Non-Employee Director Compensation Plan, as Amended

Contract Categories: Human Resources - Compensation Agreements
EX-10.16.2 5 d56130exv10w16w2.htm NON-EMPLOYEE DIRECTOR COMPENSATION PLAN, AS AMENDED exv10w16w2
 

Exhibit 10.16.2
PIER 1 IMPORTS
NON-EMPLOYEE DIRECTOR COMPENSATION PLAN
ADOPTED JUNE 24, 1999
AS AMENDED MARCH 25, 2008
Cash Compensation (payable in advance at beginning of each fiscal year)
                 
     
Non-Employee Director Annual Retainer
  $ 150,000  
     
Audit Committee Chair Annual Retainer
  $ 25,000  
     
Compensation Committee Chair Annual Retainer
  $ 25,000  
     
Nominating/Corporate Governance Committee Chair Annual Retainer
  $ 10,000  
     
Non-Executive Chairman of the Board Annual Retainer
  $ 75,000  
Effective March 1, 2009 (beginning of fiscal year 2010) fifty percent (50%) of such cash compensation shall, in lieu of being paid to the Non-Employee Director, be deferred into Director Deferred Stock Units.

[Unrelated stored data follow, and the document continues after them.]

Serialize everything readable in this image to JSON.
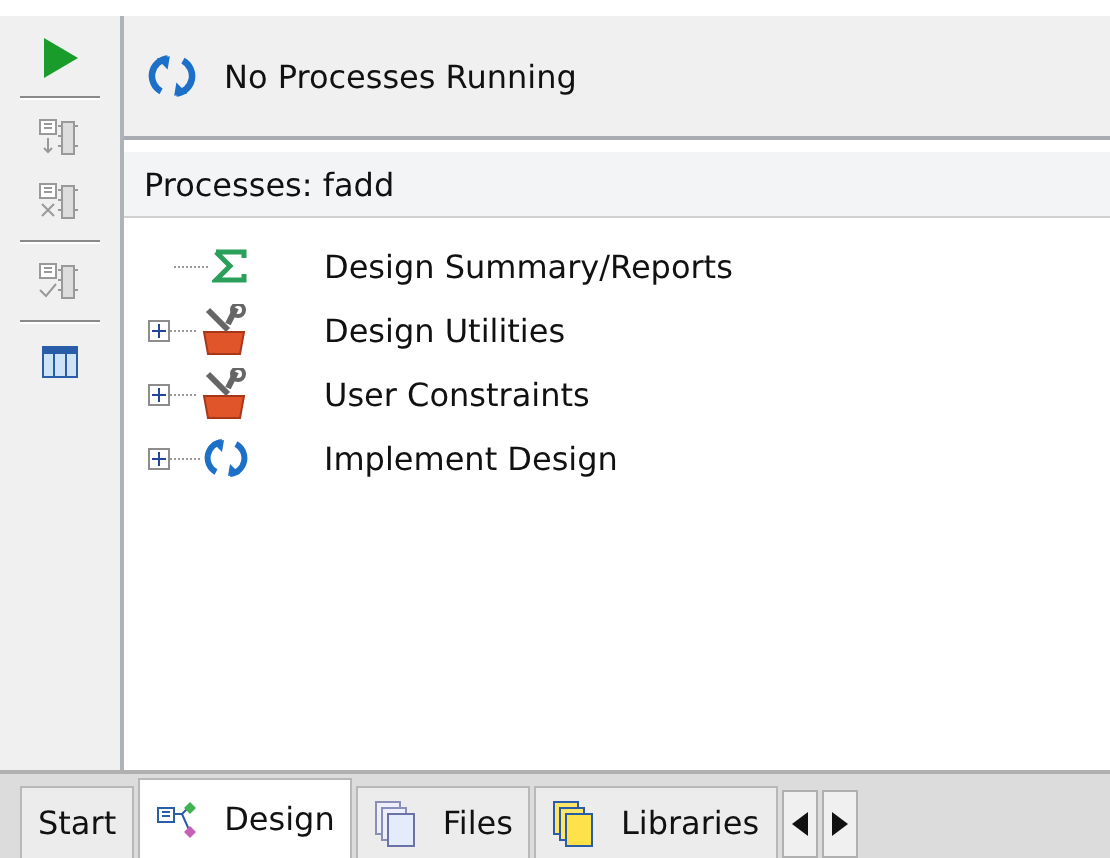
{
  "status": {
    "text": "No Processes Running"
  },
  "panel": {
    "title": "Processes: fadd"
  },
  "tree": [
    {
      "label": "Design Summary/Reports",
      "kind": "sigma"
    },
    {
      "label": "Design Utilities",
      "kind": "tools",
      "expanded": false
    },
    {
      "label": "User Constraints",
      "kind": "tools",
      "expanded": false
    },
    {
      "label": "Implement Design",
      "kind": "refresh",
      "expanded": false
    }
  ],
  "tabs": [
    {
      "label": "Start",
      "selected": false,
      "kind": "plain"
    },
    {
      "label": "Design",
      "selected": true,
      "kind": "design"
    },
    {
      "label": "Files",
      "selected": false,
      "kind": "files"
    },
    {
      "label": "Libraries",
      "selected": false,
      "kind": "libraries"
    }
  ]
}
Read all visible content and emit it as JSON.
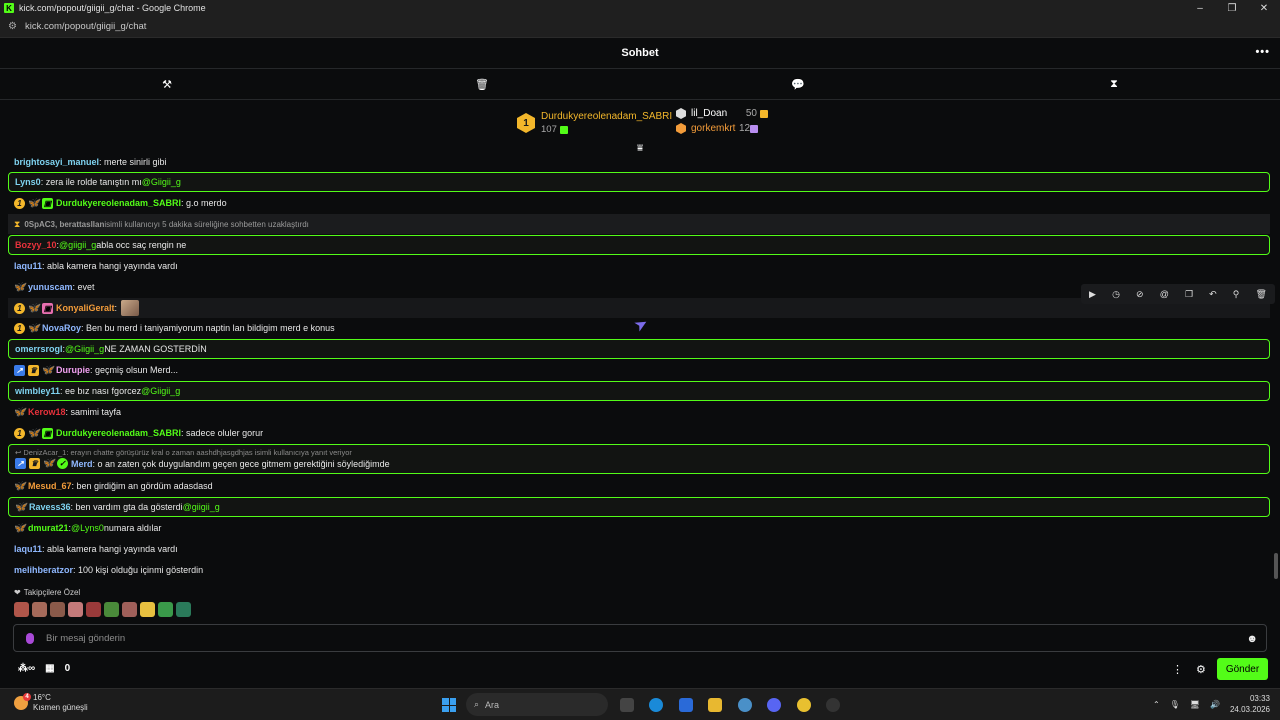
{
  "browser": {
    "title": "kick.com/popout/giigii_g/chat - Google Chrome",
    "url": "kick.com/popout/giigii_g/chat"
  },
  "header": {
    "title": "Sohbet"
  },
  "leaderboard": {
    "first": {
      "rank": "1",
      "name": "Durdukyereolenadam_SABRI",
      "value": "107"
    },
    "second": {
      "name": "lil_Doan",
      "value": "50"
    },
    "third": {
      "name": "gorkemkrt",
      "value": "12"
    }
  },
  "messages": [
    {
      "user": "brightosayi_manuel",
      "color": "#7fd3f0",
      "text": ": merte sinirli gibi"
    },
    {
      "user": "Lyns0",
      "color": "#7fd3f0",
      "text": ": zera ile rolde tanıştın mı ",
      "mention": "@Giigii_g"
    },
    {
      "user": "Durdukyereolenadam_SABRI",
      "color": "#53fc18",
      "text": ": g.o merdo"
    },
    {
      "sys_user": "0SpAC3, berattasllan",
      "sys_text": " isimli kullanıcıyı 5 dakika süreliğine sohbetten uzaklaştırdı"
    },
    {
      "user": "Bozyy_10",
      "color": "#e8323c",
      "pre": ": ",
      "mention": "@giigii_g",
      "text": " abla occ saç rengin ne"
    },
    {
      "user": "laqu11",
      "color": "#8fb8ff",
      "text": ": abla kamera hangi yayında vardı"
    },
    {
      "user": "yunuscam",
      "color": "#8fb8ff",
      "text": ": evet"
    },
    {
      "user": "KonyaliGeralt",
      "color": "#f39c3a",
      "text": ": "
    },
    {
      "user": "NovaRoy",
      "color": "#8fb8ff",
      "text": ": Ben bu merd i taniyamiyorum naptin lan bildigim merd e konus"
    },
    {
      "user": "omerrsrogl",
      "color": "#7fd3f0",
      "pre": ": ",
      "mention": "@Giigii_g",
      "text": " NE ZAMAN GOSTERDİN"
    },
    {
      "user": "Durupie",
      "color": "#f0a0f0",
      "text": ": geçmiş olsun Merd..."
    },
    {
      "user": "wimbley11",
      "color": "#7fd3f0",
      "text": ": ee bız nası fgorcez ",
      "mention": "@Giigii_g"
    },
    {
      "user": "Kerow18",
      "color": "#e8323c",
      "text": ": samimi tayfa"
    },
    {
      "user": "Durdukyereolenadam_SABRI",
      "color": "#53fc18",
      "text": ": sadece oluler gorur"
    },
    {
      "reply": "DenizAcar_1: erayın chatte görüşürüz kral o zaman aashdhjasgdhjas isimli kullanıcıya yanıt veriyor",
      "user": "Merd",
      "color": "#8fb8ff",
      "text": ": o an zaten çok duygulandım geçen gece gitmem gerektiğini söylediğimde"
    },
    {
      "user": "Mesud_67",
      "color": "#f39c3a",
      "text": ": ben girdiğim an gördüm adasdasd"
    },
    {
      "user": "Ravess36",
      "color": "#7fd3f0",
      "text": ": ben vardım gta da gösterdi ",
      "mention": "@giigii_g"
    },
    {
      "user": "dmurat21",
      "color": "#53fc18",
      "pre": ": ",
      "mention": "@Lyns0",
      "text": " numara aldılar"
    },
    {
      "user": "laqu11",
      "color": "#8fb8ff",
      "text": ": abla kamera hangi yayında vardı"
    },
    {
      "user": "melihberatzor",
      "color": "#8fb8ff",
      "text": ": 100 kişi olduğu içinmi gösterdin"
    }
  ],
  "followers_label": "Takipçilere Özel",
  "input": {
    "placeholder": "Bir mesaj gönderin"
  },
  "bottom": {
    "count": "0",
    "send_label": "Gönder"
  },
  "taskbar": {
    "temp": "16°C",
    "weather": "Kısmen güneşli",
    "weather_badge": "4",
    "search": "Ara",
    "time": "03:33",
    "date": "24.03.2026"
  }
}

Director Deferred Stock Units
    Pursuant to the Director Deferred Stock Unit Awards program set forth in the Pier 1 Imports, Inc. 2006 Stock Incentive Plan, as amended.
 
    Each Non-Employee Director may elect to defer all or a portion of the remaining 50% (in whole percentages) of their non-mandatory deferred cash fees (i.e., director, committee chair and chairman annual retainers) for an upcoming fiscal year into an equivalent value of deferred stock units, provided that any such deferral election is made on or before and becomes irrevocable as of the December 31 immediately preceding such fiscal year and is effective for the entire fiscal year.
 
    Deferrals of the director annual retainer both mandatory and voluntary (other than the portion of the deferral representing committee chair or chairman annual retainers) are credited with an additional 25% of the deferred amount.
 
    At the time a Non-Employee Director ceases to be a Director of the Company, the deferred stock units credited to such Director at that time shall be adjusted by Pier 1 Imports to remove from the credited amount (i) any portion of the deferred stock units applicable to the time period following the Director ceasing to be a Director of the Company, plus (ii) an amount of deferred stock units equal to any cash compensation paid to the Non-Employee Director for such time period (such units to be valued as of the cash compensation payment date).